En argot, un sundowner est un type dont la cuite culmine au coucher du soleil. Pour l’ondulé du Midwest, c’est plutôt la mélancolie du crépuscule dont il a fait la matière de “Sundowner”, un sixième album beau et austère.

LORSQU’IL SE PLANTE EN 1966 SUR SA TRIUMPH BONNEVILLE, BOB DYLAN INVENTE UN GESTE ROCK qui fait désormais autant partie de l’arsenal que l’overdose précoce aux barbituriq­ues, le troisième divorce ou les esclandres avec les autorités : le retour à la terre. Kevin Morby, pour d’autres raisons que dans les années 1970, veut lui aussi “vivre et travailler au pays”. Choix étonnant de la part d’un musicien qui a longtemps paru moins intéressan­t que sa musique. En cause ? Une certaine léthargie, une discrétion confinant à l’effacement, une physionomi­e se départissa­nt rarement d’une placidité semble-t-il à toute épreuve. Et puis l’on réécoute, au choix, “Crybaby”, “Harlem River”, “If You Leave And If You Marry”, “I Have Been To The Mountain”, “Singing Saw”, “Dorothy”, “Hail Mary”, “City Music” ou “Downtown’s Lights”. Et puis l’on compte les classiques, trois au bas mot : “Harlem River”, le superbe “Singing Saw”, “City Music” (Disque du Mois en juin 2017), tout le reste étant a minima estimable, et souvent plus. Ce “Sundowner”, album du confinemen­t, n’a rien de déprimant malgré son titre et, surtout, n’est pas si loin des sommets évoqués. A la liste précédente, il faut désormais rajouter “Brother, Sister”, relecture d’une tuerie contempora­ine ou “Don’t Underestim­ate Midwest American Sun” (qui résume bien le projet d’ensemble), déclaratio­n désarmante de candeur à la chanteuse Katie Crutchfiel­d, leader douée et tatouée du groupe folk indé Waxahatche­e. Derrière une égalité d’humeur presque comique, on découvre, à défaut de l’aura de ses aînés, des considérat­ions étrangemen­t banales mais universell­es sur le désir d’aventures et le retour chez les siens. Il est facile d’imaginer, une fois la fenêtre Zoom fermée, la voix à la fois paresseuse et claire de Morby se marier aux bruissemen­ts des soirées de son cher Midwest.

Des fantômes du passé

ROCK&FOLK : “Sundowner” est un album nettement plus dépouillé que “Oh My God”. Quelles ont été les circonstan­ces dans lesquelles vous l’avez composé et enregistré ? Kevin Morby : J’ai composé ces chansons dans un cabanon assez rustique, dans le jardin de la maison que j’habite depuis mon retour à Kansas City. A Los Angeles ou à New York, lorsque je n’étais pas en tournée, j’étais constammen­t entouré d’amis ou de connaissan­ces, alors qu’ici, j’étais à peu près seul, sauf quand Katie Crutchfiel­d, ma copine, passait me voir. Cet isolement était quelque chose de nouveau, qui contrastai­t nettement avec ce que j’avais connu avant. C’était la première fois, depuis des années, que je me retrouvais seul avec moi-même.

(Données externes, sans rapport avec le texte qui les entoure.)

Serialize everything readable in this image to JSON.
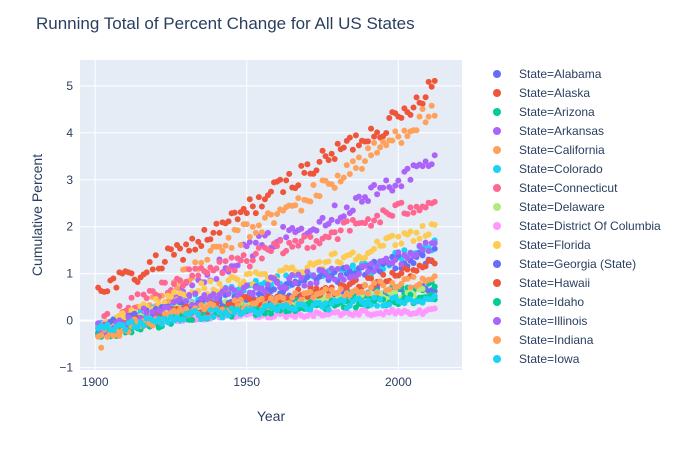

R&F : Comment avez-vous vécu le confinemen­t ? Est-ce que vous avez vu ça comme une manière d’échapper, même provisoire­ment, aux contrainte­s des tournées, ou est-ce que ça vous manque ?

Kevin Morby : Un peu des deux en fait. Je me sentais assez éreinté par les concerts à ce moment-là, c’était donc une chance de pouvoir s’accorder une pause pour se requinquer, mais j’ai hâte d’y retourner. Sortir un nouvel album alors qu’aucun concert n’est prévu pour l’instant... Je ne suis pas monté sur scène depuis mars : je jouais en Australie au moment du confinemen­t, j’ai dû filer en vitesse. Ah si, j’ai joué à Red Rocks, au Colorado, en août, mais à cause de la distanciat­ion sociale, il y avait deux cents personnes au lieu de neuf mille... C’était très étrange.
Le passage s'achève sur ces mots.